Despite the decades long fight for wage equality, women still earn significantly less than men. The upshot of Theresa May's arbitrary income thresholds is that 72% of British males can afford to bring their non-EU partner to live in the UK, while only 43% of British females can afford the sameTheresa May's arbitrary threshold is a blatant example of Tory discrimination against women (and especially mothers, and women from poorer regions of the UK), yet some people want you to ignore her actions and believe that Theresa May would somehow be better qualified to look after the interests of women just because she happens to be one.

Andrea Leadsom is just as bad. Back in 2013 she fantasised about stripping all workers rights from people employed by small businesses, which obviously includes millions of female workers. This is a woman who wants to strip other women of their rights to maternity pay, sick pay, holiday pay and even the right to claim unfair dismissal. 


In a case where a small business owner starts demanding sexual favours from his young female employees and then sacks them if they refuse his perverted demands, Andrea Leadsom is on the employers side because she thinks that victims of sexual harassment by their bosses shouldn't have the right to claim unfair dismissal. 
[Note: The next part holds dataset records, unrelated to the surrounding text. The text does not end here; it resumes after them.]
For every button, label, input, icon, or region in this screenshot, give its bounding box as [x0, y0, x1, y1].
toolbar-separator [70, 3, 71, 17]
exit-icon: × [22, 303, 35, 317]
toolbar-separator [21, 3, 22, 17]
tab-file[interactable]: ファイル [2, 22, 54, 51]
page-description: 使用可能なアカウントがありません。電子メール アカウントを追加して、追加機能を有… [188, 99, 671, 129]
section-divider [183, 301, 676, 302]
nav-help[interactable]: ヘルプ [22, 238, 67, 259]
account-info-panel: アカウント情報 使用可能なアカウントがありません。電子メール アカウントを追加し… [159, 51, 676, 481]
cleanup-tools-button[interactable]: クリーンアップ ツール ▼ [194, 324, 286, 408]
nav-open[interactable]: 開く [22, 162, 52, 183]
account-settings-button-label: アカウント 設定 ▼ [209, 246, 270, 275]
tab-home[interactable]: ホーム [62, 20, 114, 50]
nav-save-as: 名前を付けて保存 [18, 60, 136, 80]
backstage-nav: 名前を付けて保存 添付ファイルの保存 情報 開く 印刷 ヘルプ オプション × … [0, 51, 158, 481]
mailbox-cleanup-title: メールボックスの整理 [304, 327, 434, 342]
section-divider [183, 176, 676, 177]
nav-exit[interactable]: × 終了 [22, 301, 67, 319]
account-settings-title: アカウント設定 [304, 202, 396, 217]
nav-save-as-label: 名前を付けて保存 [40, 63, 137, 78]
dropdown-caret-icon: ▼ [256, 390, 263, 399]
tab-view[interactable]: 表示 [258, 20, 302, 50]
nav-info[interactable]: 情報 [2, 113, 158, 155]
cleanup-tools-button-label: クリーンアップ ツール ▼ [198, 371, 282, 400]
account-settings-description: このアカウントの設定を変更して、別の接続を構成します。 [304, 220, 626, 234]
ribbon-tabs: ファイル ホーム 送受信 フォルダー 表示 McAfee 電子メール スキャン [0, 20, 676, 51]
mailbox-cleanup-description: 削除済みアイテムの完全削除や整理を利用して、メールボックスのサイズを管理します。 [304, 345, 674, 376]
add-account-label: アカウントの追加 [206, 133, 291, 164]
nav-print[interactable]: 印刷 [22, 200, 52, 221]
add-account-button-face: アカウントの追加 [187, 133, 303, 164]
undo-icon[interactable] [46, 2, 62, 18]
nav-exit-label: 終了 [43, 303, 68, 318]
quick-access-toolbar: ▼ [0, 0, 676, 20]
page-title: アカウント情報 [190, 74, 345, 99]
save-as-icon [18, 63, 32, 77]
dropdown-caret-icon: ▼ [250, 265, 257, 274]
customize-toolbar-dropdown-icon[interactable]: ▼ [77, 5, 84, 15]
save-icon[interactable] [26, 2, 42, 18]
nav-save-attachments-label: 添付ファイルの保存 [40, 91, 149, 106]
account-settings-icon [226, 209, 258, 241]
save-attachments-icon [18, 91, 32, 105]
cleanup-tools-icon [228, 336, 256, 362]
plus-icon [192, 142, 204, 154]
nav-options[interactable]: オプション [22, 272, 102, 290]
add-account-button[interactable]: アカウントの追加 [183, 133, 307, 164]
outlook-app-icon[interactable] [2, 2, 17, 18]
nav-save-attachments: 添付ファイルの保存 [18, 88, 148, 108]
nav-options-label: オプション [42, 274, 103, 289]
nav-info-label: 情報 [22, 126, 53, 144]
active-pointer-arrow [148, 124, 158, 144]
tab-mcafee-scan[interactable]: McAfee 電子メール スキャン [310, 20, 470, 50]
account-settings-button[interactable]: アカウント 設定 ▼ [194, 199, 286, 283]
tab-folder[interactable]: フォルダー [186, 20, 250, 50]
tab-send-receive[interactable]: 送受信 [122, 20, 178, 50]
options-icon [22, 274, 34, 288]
The fact that Andrea Leadsom is a woman doesn't mean that she's always going to side with other women, but the fact that she's a right-wing Tory MP means that she's always going to side with capital.

Aside from their own specific misogynistic policies both of these women have voted in favour of one set of savage austerity measures after another for the last six years, despite the mountain of evidence pointing to the fact that ideologically driven austerity policies disproportionately impact women.

It's spectacularly naive to imagine that just because someone is a woman, that they must be on the same side as other women. Both Andrea Leadsom and Theresa May have far more in common with male members of the privileged establishment class to which they belong, than with women from ordinary backgrounds.

Both of these women have proven themselves willing to discriminate against other women they deem to be part of the "lower orders", by voting in favour of ideological austerity, or through their own favoured discriminatory policies. However some people would have you believe that the fact that they were born without penises is by far the most important consideration in the matter.


Don't worry your pretty little head about all that boring politics stuff" they'll say, "look, they're a woman and so are you, so you should identify with them and vote for them", and the really sad thing is that many women will fall for this pathetic identity politics bullshit, just as people of either sex have fallen for all manner of equally ridiculous propaganda narratives over the years.